Critically, the Declaration explicitly affirms the right of self-determination [preambular para. 17, Article 3]. This includes the right of Indigenous peoples to make their own decisions in respect to their lands, territories and resources and the practice of their cultures, traditions and systems of law and governance [e.g. Articles 4, 13, 14, 23, 26, 31, 32, 33, 35].
The Declaration affirms that States have a duty to “promote respect for and full application of the provisions of this Declaration and follow up [its] effectiveness” [Article 42]. Also, under the two international human rights Covenants, States have an affirmative legal obligation to “promote the realization of the right of self-determination, and … respect that right”.
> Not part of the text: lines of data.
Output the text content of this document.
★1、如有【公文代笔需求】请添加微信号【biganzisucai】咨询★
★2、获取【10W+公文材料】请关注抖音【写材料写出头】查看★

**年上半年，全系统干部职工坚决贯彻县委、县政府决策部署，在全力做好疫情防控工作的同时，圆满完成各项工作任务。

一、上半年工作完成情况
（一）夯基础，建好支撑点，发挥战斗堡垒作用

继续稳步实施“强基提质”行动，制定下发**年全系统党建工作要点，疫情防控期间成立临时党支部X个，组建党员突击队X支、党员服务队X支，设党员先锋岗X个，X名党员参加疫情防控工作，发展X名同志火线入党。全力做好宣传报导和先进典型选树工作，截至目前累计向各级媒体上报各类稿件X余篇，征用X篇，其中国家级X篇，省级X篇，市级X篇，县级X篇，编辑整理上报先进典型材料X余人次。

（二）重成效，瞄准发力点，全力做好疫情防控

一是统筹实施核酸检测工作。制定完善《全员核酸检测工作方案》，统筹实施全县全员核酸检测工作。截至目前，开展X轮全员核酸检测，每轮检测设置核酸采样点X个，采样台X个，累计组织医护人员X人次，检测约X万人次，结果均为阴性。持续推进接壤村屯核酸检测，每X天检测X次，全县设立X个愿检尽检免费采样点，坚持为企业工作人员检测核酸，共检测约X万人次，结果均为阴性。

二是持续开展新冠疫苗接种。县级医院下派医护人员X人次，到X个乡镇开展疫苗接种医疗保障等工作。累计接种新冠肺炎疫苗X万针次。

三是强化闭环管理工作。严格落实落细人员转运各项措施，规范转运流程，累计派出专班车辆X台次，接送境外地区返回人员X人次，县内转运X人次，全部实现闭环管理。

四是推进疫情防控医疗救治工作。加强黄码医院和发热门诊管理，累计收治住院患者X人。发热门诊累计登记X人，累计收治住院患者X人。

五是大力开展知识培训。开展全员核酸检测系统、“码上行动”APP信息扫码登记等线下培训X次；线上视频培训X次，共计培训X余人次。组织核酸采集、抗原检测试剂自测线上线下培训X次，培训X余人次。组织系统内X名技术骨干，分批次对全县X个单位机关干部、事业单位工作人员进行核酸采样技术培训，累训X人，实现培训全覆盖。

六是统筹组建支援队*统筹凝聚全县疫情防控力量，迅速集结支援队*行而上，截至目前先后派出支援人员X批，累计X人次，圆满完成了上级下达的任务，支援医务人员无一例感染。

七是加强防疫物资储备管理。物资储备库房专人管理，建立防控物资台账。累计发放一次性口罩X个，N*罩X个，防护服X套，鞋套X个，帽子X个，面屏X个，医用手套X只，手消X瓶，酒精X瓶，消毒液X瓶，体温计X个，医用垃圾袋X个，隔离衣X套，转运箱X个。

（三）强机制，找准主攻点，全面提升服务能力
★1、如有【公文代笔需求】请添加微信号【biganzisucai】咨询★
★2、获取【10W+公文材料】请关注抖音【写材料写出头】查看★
We also note that UN Treaty Bodies have repeatedly defined the consent of Indigenous peoples as a necessary precondition for all decisions potentially affecting their rights. The UN Human Rights Committee has contrasted free, prior and informed consent with “mere consultation”.
A decade before the adoption of the UN Declaration, the UN Committee on the Elimination of Racial Discrimination called on States to ensure that no decisions directly relating to the rights and interests of Indigenous peoples “are taken without their informed consent.”
Clearly, commitments to only “seek consent” are in conflict both with the Declaration and with a wider body of international law.
Canadian courts have usefully set out a number of elements of good faith consultation that unfortunately were not referenced in the Government of Canada’s submission to EMRIP. The Supreme Court of Canada has said that the duty to consult with Indigenous peoples, which exists whenever government contemplates any decision with the potential to impact rights asserted by Indigenous peoples, must be conducted with “the intention of substantially addressing the concerns” of Indigenous peoples.
There is no guarantee that this obligation to substantially address Indigenous peoples’ concerns will be fulfilled if States merely seek consent, but make no further commitment to address the concerns of Indigenous peoples. Furthermore, there is also precedent in Canadian domestic law that Indigenous peoples’ own plans and proposals must be given proper consideration in any meaningful consultation process, even if such plans and proposals would mean putting the plans of government and industry on hold or abandoning them altogether.
Finally, we also note that the minimum standard in the UN Declaration is not consultation, but consultation and cooperation [Article 38 and 43]. The term “cooperation” includes a consensual element. In addition, the last preambular paragraph in the Declaration proclaims the Declaration as a standard of achievement to be pursued “in a spirit of partnership and mutual respect”. Again, “partnership” includes a consensual element.